The central theme of the argument has been this: our handling of relations with China has been extremely inept and self-deluding. We have lived – and continue to do so – in a bubble of denial, often ignoring signs of clear and present danger. In the 50s, we somehow convinced ourselves that there was no pending border issue with China, that somehow our supplicant acceptance of China’s annexation and absorption of Tibet had bought us a permanent seat on the table of friendship, that the Chinese leadership was dependent on our sagacity for learning the nuances of diplomacy and that every Chinese aggressive or hostile move needed to be explained away by us lest the country became anxious! It appeared that we had forgotten that self-generated ‘hope’ should hardly be the sole pillar of foreign policy.
The book solidly relies on documentation.
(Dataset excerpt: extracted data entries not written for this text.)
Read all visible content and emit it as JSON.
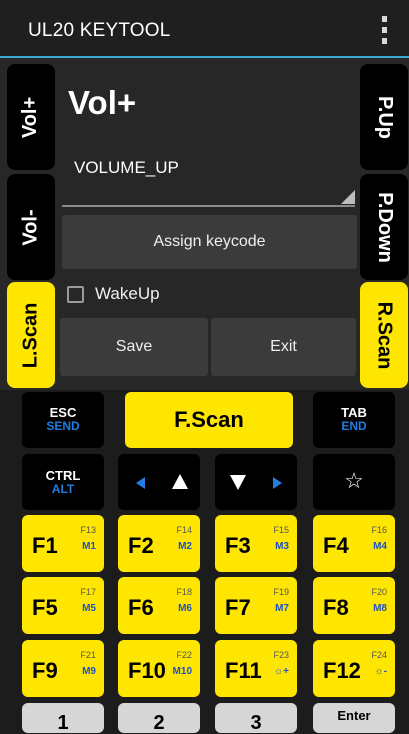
{
  "app": {
    "title": "UL20 KEYTOOL"
  },
  "side_keys": {
    "vol_up": "Vol+",
    "vol_down": "Vol-",
    "l_scan": "L.Scan",
    "p_up": "P.Up",
    "p_down": "P.Down",
    "r_scan": "R.Scan"
  },
  "editor": {
    "key_name": "Vol+",
    "keycode_value": "VOLUME_UP",
    "assign_label": "Assign keycode",
    "wakeup_label": "WakeUp",
    "wakeup_checked": false,
    "save_label": "Save",
    "exit_label": "Exit"
  },
  "keypad": {
    "esc": {
      "main": "ESC",
      "alt": "SEND"
    },
    "fscan": "F.Scan",
    "tab": {
      "main": "TAB",
      "alt": "END"
    },
    "ctrl": {
      "main": "CTRL",
      "alt": "ALT"
    },
    "star": "☆",
    "fkeys": [
      {
        "main": "F1",
        "sub1": "F13",
        "sub2": "M1"
      },
      {
        "main": "F2",
        "sub1": "F14",
        "sub2": "M2"
      },
      {
        "main": "F3",
        "sub1": "F15",
        "sub2": "M3"
      },
      {
        "main": "F4",
        "sub1": "F16",
        "sub2": "M4"
      },
      {
        "main": "F5",
        "sub1": "F17",
        "sub2": "M5"
      },
      {
        "main": "F6",
        "sub1": "F18",
        "sub2": "M6"
      },
      {
        "main": "F7",
        "sub1": "F19",
        "sub2": "M7"
      },
      {
        "main": "F8",
        "sub1": "F20",
        "sub2": "M8"
      },
      {
        "main": "F9",
        "sub1": "F21",
        "sub2": "M9"
      },
      {
        "main": "F10",
        "sub1": "F22",
        "sub2": "M10"
      },
      {
        "main": "F11",
        "sub1": "F23",
        "sub2": "☼+"
      },
      {
        "main": "F12",
        "sub1": "F24",
        "sub2": "☼-"
      }
    ],
    "bottom": [
      "1",
      "2",
      "3",
      "Enter"
    ]
  },
  "colors": {
    "accent": "#39a8d6",
    "key_yellow": "#ffe600",
    "key_black": "#000000",
    "alt_blue": "#1f7ee0"
  }
}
Letters from Prime Minister Nehru to the Chief Ministers, minutes of meeting between Nehru and Chou En Lai and speeches in the parliament have been quoted extensively. There is little to redeem us in those documents.
Many years ago I had read Neville Maxwell’s India’s China War. The conclusions that Maxwell had reached regarding our diplomatic handling of the border dispute were exactly the same. This book provided me with a gloomy confirmation.
Have things changed since? I wish there were reassuring signs but neither the book nor media reports provide us with any. Only recently we described a blatant Chinese intrusion thus: “one little spot is acne, which cannot force you to say that this is not a beautiful face... that acne can be addressed by simply applying an ointment.”
When Arun Shourie was the editor of the Indian Express, he was known for outstanding investigative journalism. Indeed, he was the pioneer in that form of print-media, one who unerringly dug up facts and presented his reports without fear. Later, even as a Union Minister he was known for his competence and probity. All this is reflected in his writing.
The book is highly recommended for anyone with an interest in the trajectory of relations between China and India – and the course correction that ought to be applied.